Build-A-Bear Workshop, Inc. Form 8K





Date of Report (Date of earliest event
reported):   August 2, 2005

Build-A-Bear Workshop, Inc.

(Exact Name of Registrant as Specified in Its Charter)

Delaware   001-32320   43-1883836

(State or Other
Jurisdiction of
File Number)
  (IRS Employer
Identification No.)

1954 Innerbelt Business Center Drive
St. Louis, Missouri

(Address of Principal Executive Offices)   (Zip Code)  

(314) 423-8000

(Registrant's Telephone Number, Including Area Code)

        Check the appropriate box below if the Form 8-K filing is intended to simultaneously satisfy the filing obligation of the registrant under any of the following provisions (see General Instruction A.2. below):

[  ] Written communications pursuant to Rule 425 under the Securities Act (17 CFR 230.425)

[  ] Soliciting material pursuant to Rule 14a-12 under the Exchange Act (17 CFR 240.14a-12)

[  ] Pre-commencement communications pursuant to Rule 14d-2(b) under the Exchange Act (17 CFR 240.14d-2(b))

[  ] Pre-commencement communications pursuant to Rule 13e-4(c) under the Exchange Act (17 CFR 240.13e-4(c))

Item 8.01.         Other Events.

        Build-A-Bear Workshop, Inc. (the “Company”) has been advised that (1) Maxine Clark, Chairman, Board of Directors and Chief Executive Bear, (2) Barry Erdos, Director, President and Chief Operating Officer Bear, (3) James Gould, Director, (4) Tina Klocke, Chief Financial Bear, Treasurer and Secretary, (5) Teresa Kroll, Chief Marketing Bear, and (6) Scott Seay, Chief Workshop Bear, have entered into Rule 10b5-1 trading plans (each, a “Plan” and collectively, the “Plans”) to sell shares of the Company’s common stock, including upon the exercise of certain options.

        Shares may be sold under the Plans at any time that the Company’s stock attains certain pre-arranged minimum prices (as set forth in the Plans). Such sales may take place beginning as early as September 1, 2005, and ending with the termination dates of the respective Plans as follows: Ms. Kroll’s Plan terminates on June 30, 2006, unless earlier terminated in accordance with the terms of her Plan. Mr. Gould’s Plan terminates on February 1, 2006, unless earlier terminated in accordance with the terms of his Plan. Ms. Klocke’s Plan terminates on December 29, 2006, unless earlier terminated in accordance with the terms of her Plan. The Plans of Mr. Erdos and Mr. Seay terminate on December 31, 2006, unless earlier terminated in accordance with the terms of their respective Plans. Ms. Clark's Plan terminates on December 31, 2007, unless earlier terminated in accordance with the terms of her Plan.

        The participants in the Plans will have no control over the timing of any sales under their respective Plans and there can be no assurance that the shares covered by the Plans actually will be sold. The participants entered into the Plans in order to diversify their respective financial holdings.

        The total number of shares and/or options potentially available for sale under all Plans other than that of Ms. Clark is less than 300,000.

        Ms. Clark currently owns 3,657,744 shares (including vested options). Ms. Clark’s Plan permits no more than a maximum of 7% of her current share holdings (including vested options) to be sold per year (in each of 2005, 2006, and 2007). Accordingly, Ms. Clark will continue to have a significant ownership interest in the Company.

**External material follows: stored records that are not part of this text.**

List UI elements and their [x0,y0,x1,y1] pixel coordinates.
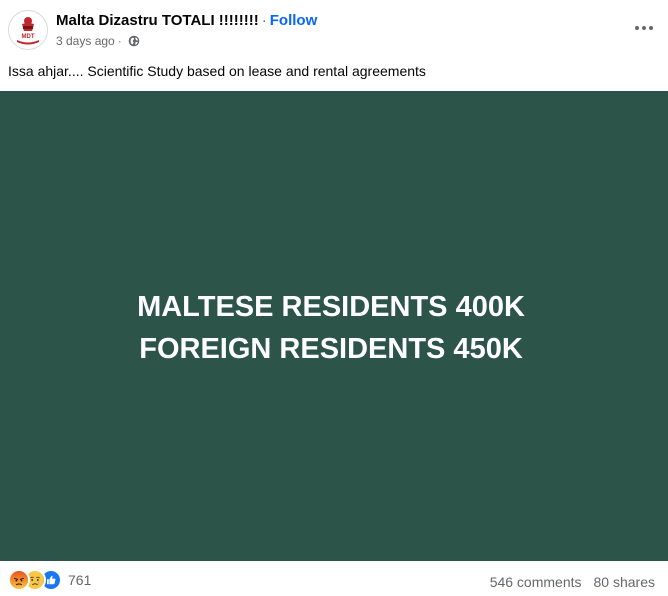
post-image[interactable]: MALTESE RESIDENTS 400K FOREIGN RESIDENTS… [0,91,668,561]
page-logo-icon: MDT [9,11,47,49]
avatar-logo-text: MDT [22,34,35,40]
image-text-foreign: FOREIGN RESIDENTS 450K [139,333,523,365]
shares-link[interactable]: 80 shares [594,574,655,590]
reaction-count: 761 [68,572,92,588]
angry-icon [8,569,30,591]
reactions-summary[interactable]: 761 [8,569,92,591]
meta-separator: · [117,34,122,48]
post-header: MDT Malta Dizastru TOTALI !!!!!!!! · Follo… [0,0,668,58]
avatar[interactable]: MDT [8,10,48,50]
post-caption: Issa ahjar.... Scientific Study based on… [8,63,426,79]
more-options-button[interactable] [632,16,656,40]
post-timestamp[interactable]: 3 days ago [56,34,115,48]
image-text-maltese: MALTESE RESIDENTS 400K [137,291,525,323]
post-author-line: Malta Dizastru TOTALI !!!!!!!! · Follow [56,12,317,30]
more-dots-icon [635,26,653,30]
post-stats: 546 comments 80 shares [490,574,655,590]
globe-icon[interactable] [128,35,140,47]
facebook-post: MDT Malta Dizastru TOTALI !!!!!!!! · Follo… [0,0,668,596]
comments-link[interactable]: 546 comments [490,574,582,590]
follow-button[interactable]: Follow [270,12,318,29]
name-separator: · [261,12,267,29]
post-footer: 761 546 comments 80 shares [0,561,668,596]
post-meta: 3 days ago · [56,34,140,48]
page-name-link[interactable]: Malta Dizastru TOTALI !!!!!!!! [56,12,259,29]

        The Plans are intended to comply with Rule 10b5-1 of the Securities Exchange Act of 1934, as amended, and the Company’s insider trading policy. Rule 10b5-1 allows corporate insiders to establish prearranged written plans to buy or sell a specified number of shares of a company stock over a set period of time. The specified number of shares sold may be determined pursuant to a formula or may be at the discretion of a third party, so long as such person is not aware of material non-public information. Among other things, the Company’s insider trading policy allows insiders to implement a written trading plan provided such person is not in possession of material non-public information about the Company at the time the plan is entered into, consistent with Rule 10b5-1. The Plans were established during an “open window” under the Company’s insider trading policy.

        Except as may be required by law, the Company does not undertake to report written trading plans established by other Company officers or directors, nor to report modifications, terminations, transactions or other activities under the Plans or the plan of any other officer or director.


        Actual sales made pursuant to the Plans will be disclosed publicly through Form 4 and Form 144 filings with the Securities and Exchange Commission.



        Pursuant to the requirements of the Securities Exchange Act of 1934, the registrant has duly caused this report to be signed on its behalf by the undersigned hereunto duly authorized.